Now I don’t want to rubbish the idea without giving it a chance (I just can’t help myself), but I do wonder whether what makes Sherlock Holmes so popular is his inherent Englishness, witty dialogue and deductive skills. And I think we’ve got to remember that the popular perception of Holmes as a stuffy Victorian gentleman isn’t quite true as there are countless gripping and exciting moments in the stories. And these moments of action contrasted with long periods of thought and uncertainty and also Holmes’ loyal and meaningful friendship with Doctor Watson, make them even more enthralling than if the stories were just long explosion-filled shootouts, sword fights and handsome cab chases. I mean the man does wrestle with his arch enemy, Professor Moriarty, push him off the edge of the Reichenbach Falls making Dr Watson believe Holmes is dead in “The Final Problem” and then return in disguise three years later, making Dr Watson faint in “The Empty House”. Isn’t that enough action?
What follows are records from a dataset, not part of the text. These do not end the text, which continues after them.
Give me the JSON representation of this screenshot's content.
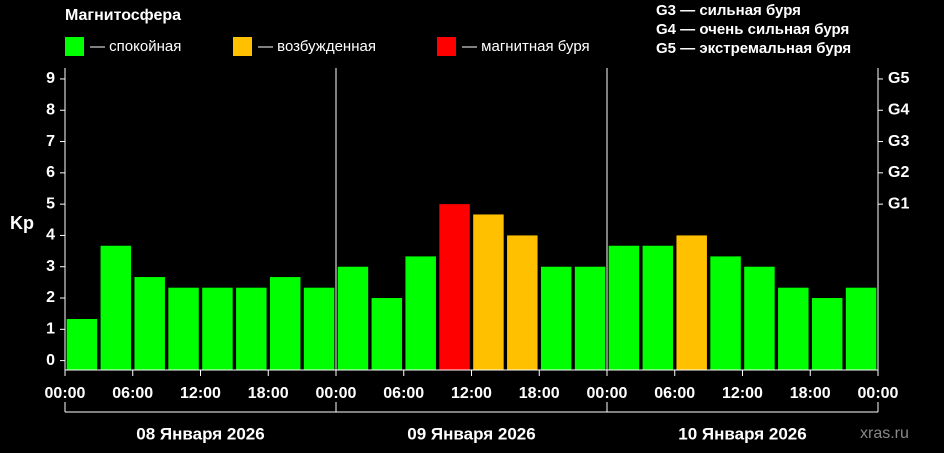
{
  "chart_data": {
    "type": "bar",
    "title": "Магнитосфера",
    "ylabel": "Kp",
    "legend": [
      {
        "label": "— спокойная",
        "color": "#00ff00"
      },
      {
        "label": "— возбужденная",
        "color": "#ffc000"
      },
      {
        "label": "— магнитная буря",
        "color": "#ff0000"
      }
    ],
    "notes": [
      "G3 — сильная буря",
      "G4 — очень сильная буря",
      "G5 — экстремальная буря"
    ],
    "watermark": "xras.ru",
    "x": [
      1.5,
      4.5,
      7.5,
      10.5,
      13.5,
      16.5,
      19.5,
      22.5,
      25.5,
      28.5,
      31.5,
      34.5,
      37.5,
      40.5,
      43.5,
      46.5,
      49.5,
      52.5,
      55.5,
      58.5,
      61.5,
      64.5,
      67.5,
      70.5
    ],
    "values": [
      1.33,
      3.67,
      2.67,
      2.33,
      2.33,
      2.33,
      2.67,
      2.33,
      3,
      2,
      3.33,
      5,
      4.67,
      4,
      3,
      3,
      3.67,
      3.67,
      4,
      3.33,
      3,
      2.33,
      2,
      2.33
    ],
    "colors": [
      "#00ff00",
      "#00ff00",
      "#00ff00",
      "#00ff00",
      "#00ff00",
      "#00ff00",
      "#00ff00",
      "#00ff00",
      "#00ff00",
      "#00ff00",
      "#00ff00",
      "#ff0000",
      "#ffc000",
      "#ffc000",
      "#00ff00",
      "#00ff00",
      "#00ff00",
      "#00ff00",
      "#ffc000",
      "#00ff00",
      "#00ff00",
      "#00ff00",
      "#00ff00",
      "#00ff00"
    ],
    "xlim": [
      0,
      72
    ],
    "xticks": [
      {
        "value": 0,
        "label": "00:00"
      },
      {
        "value": 6,
        "label": "06:00"
      },
      {
        "value": 12,
        "label": "12:00"
      },
      {
        "value": 18,
        "label": "18:00"
      },
      {
        "value": 24,
        "label": "00:00"
      },
      {
        "value": 30,
        "label": "06:00"
      },
      {
        "value": 36,
        "label": "12:00"
      },
      {
        "value": 42,
        "label": "18:00"
      },
      {
        "value": 48,
        "label": "00:00"
      },
      {
        "value": 54,
        "label": "06:00"
      },
      {
        "value": 60,
        "label": "12:00"
      },
      {
        "value": 66,
        "label": "18:00"
      },
      {
        "value": 72,
        "label": "00:00"
      }
    ],
    "day_labels": [
      "08 Января 2026",
      "09 Января 2026",
      "10 Января 2026"
    ],
    "ylim": [
      -0.3,
      9.35
    ],
    "yticks": [
      0,
      1,
      2,
      3,
      4,
      5,
      6,
      7,
      8,
      9
    ],
    "y2lim": [
      -0.3,
      9.35
    ],
    "y2ticks": [
      {
        "value": 5,
        "label": "G1"
      },
      {
        "value": 6,
        "label": "G2"
      },
      {
        "value": 7,
        "label": "G3"
      },
      {
        "value": 8,
        "label": "G4"
      },
      {
        "value": 9,
        "label": "G5"
      }
    ]
  }
}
 What I don’t want them to lose in this adaptation is the sort of things that make me love Sherlock Holmes so much. He seems a cold hard man but has a strong underlying friendship with Dr Watson and in ‘The Adventure of the Three Garridebs’, he believes Watson has been shot and nearly panics, showing his emotion for the first time and when he realises Watson isn’t badly hurt, says “If you had killed Watson, you would not have got out of this room alive.”. Watson writes afterwards,

It was worth a wound—it was worth many wounds—to know the depth of loyalty and love which lay behind that cold mask. The clear, hard eyes were dimmed for a moment, and the firm lips were shaking. For the one and only time I caught a glimpse of a great heart as well as of a great brain. All my years of humble but single-minded service culminated in that moment of revelation.
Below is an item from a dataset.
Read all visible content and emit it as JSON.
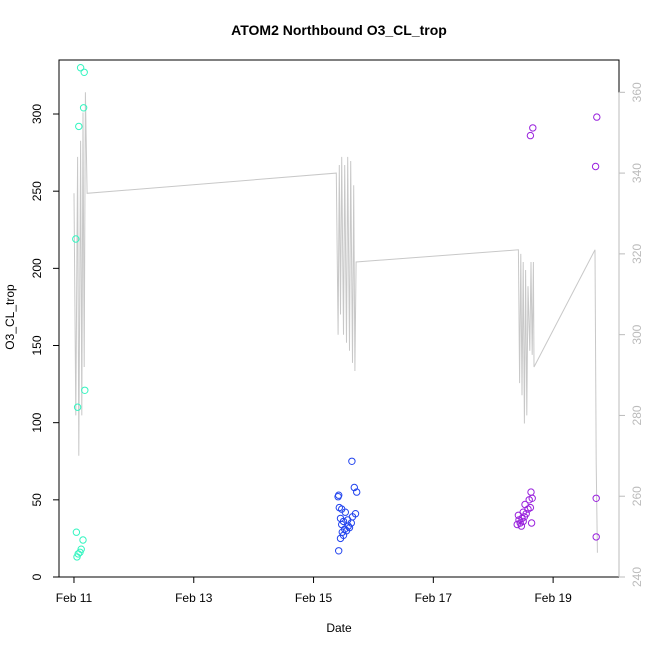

It is this poignant depth of character alongside just the right amount of action that makes Conan Doyle’s stories so remarkable and popular and I just really hope this isn’t lost.

I know it probably seems like I want to keep the character of Sherlock Holmes the same as the one I know and love, but I just hope they can add action and excitement to the film, introducing the stories to a wider audience, while retaining Conan Doyle’s beautifully original depth of character. I reckon this might be one of those films that’s enjoyed more by people who haven’t read all the books so I’ll try to reserve judgment till I get more information. Anyway, it’s nice to see someone taking up the Sherlock Holmes character again and I’m almost surprised that nobody’s thought of doing it before.